The main obstacle to extending such an approach to general networks is given their complex geometrical and topological structure. Indeed, in real systems, very often, if not always, such interactions are characterized by the presence of hidden multiple scales and related substructures whose identification is as fundamental as difficult by using ordinary statistical network tools.

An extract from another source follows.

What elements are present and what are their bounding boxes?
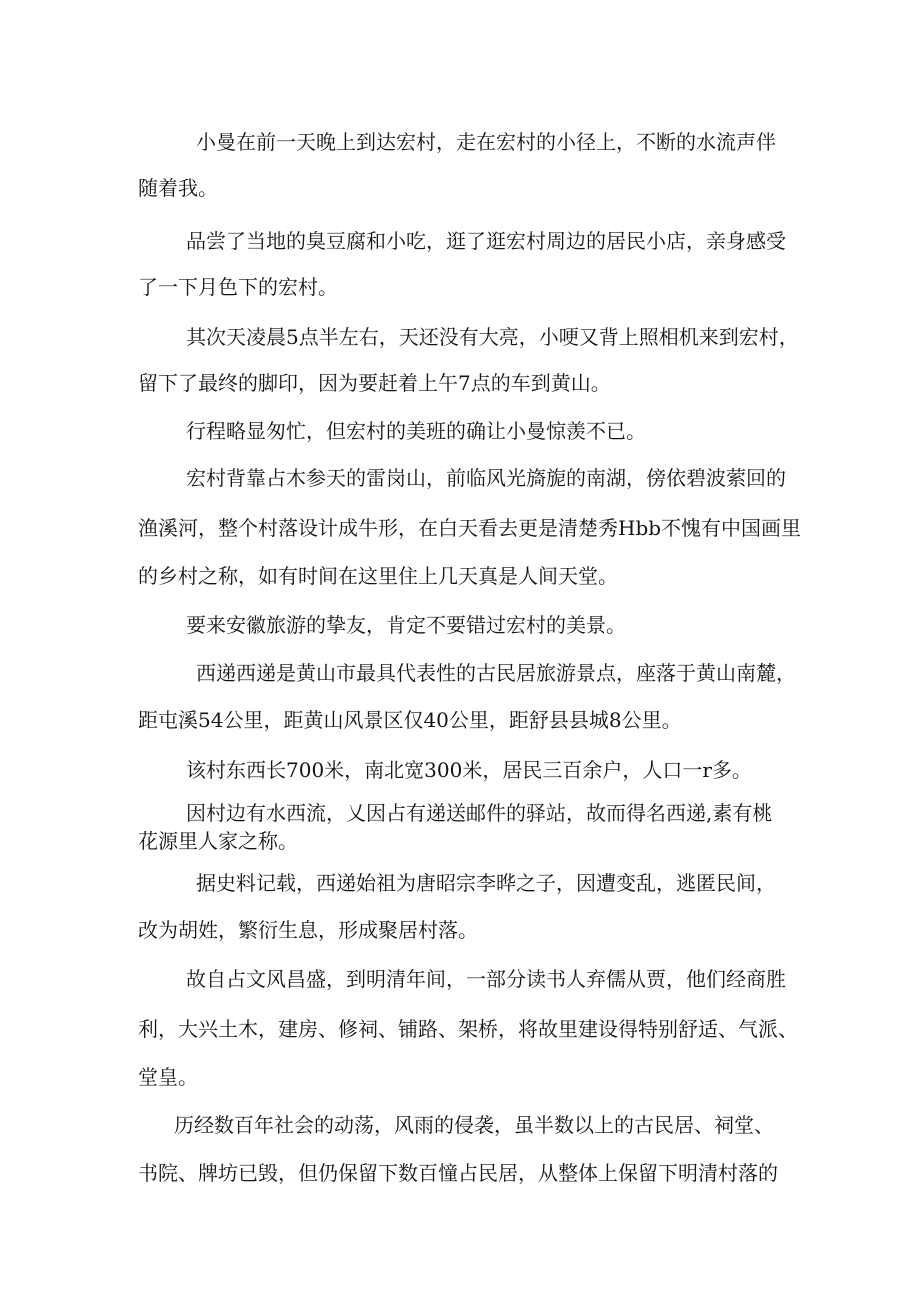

Directly inspired by the statistical physics ideas, we have introduced a new scale-transformation procedure for networks based on the Laplacian diffusion dynamics as a detector of the inner scales of the complex interacting system in the paper:

 Laplacian Renormalization group for heterogeneous networks 

on Nature Physics. 

This novel method proved essential to efficiently and elegantly uncover complex networks' multiple-scale organization and detect scale-invariant features when present. Moreover, it defines a universal procedure of rescaling networks which is, on one side, beneficial for data analysis of large natural networked systems and can be seen as the direct generalization to complex network geometry of the original Kadanoff’s and Wilson’s ideas.

[1] Barabási, A-L, Network Science CUP (2016); Caldarelli, G, Scale-Free Networks OUP (2007).

[2] Mandelbrot, B, The Fractal Geometry of Nature (1982).

[3] Kadanoff, LP, "Scaling laws for Ising models near Tc". Physics Physique Fizika. 2, 263 (1966).

[4] Wilson, KG and Kogut, J, "The renormalization group and the e-expansion". Physics Reports 12(2), 75 (1975).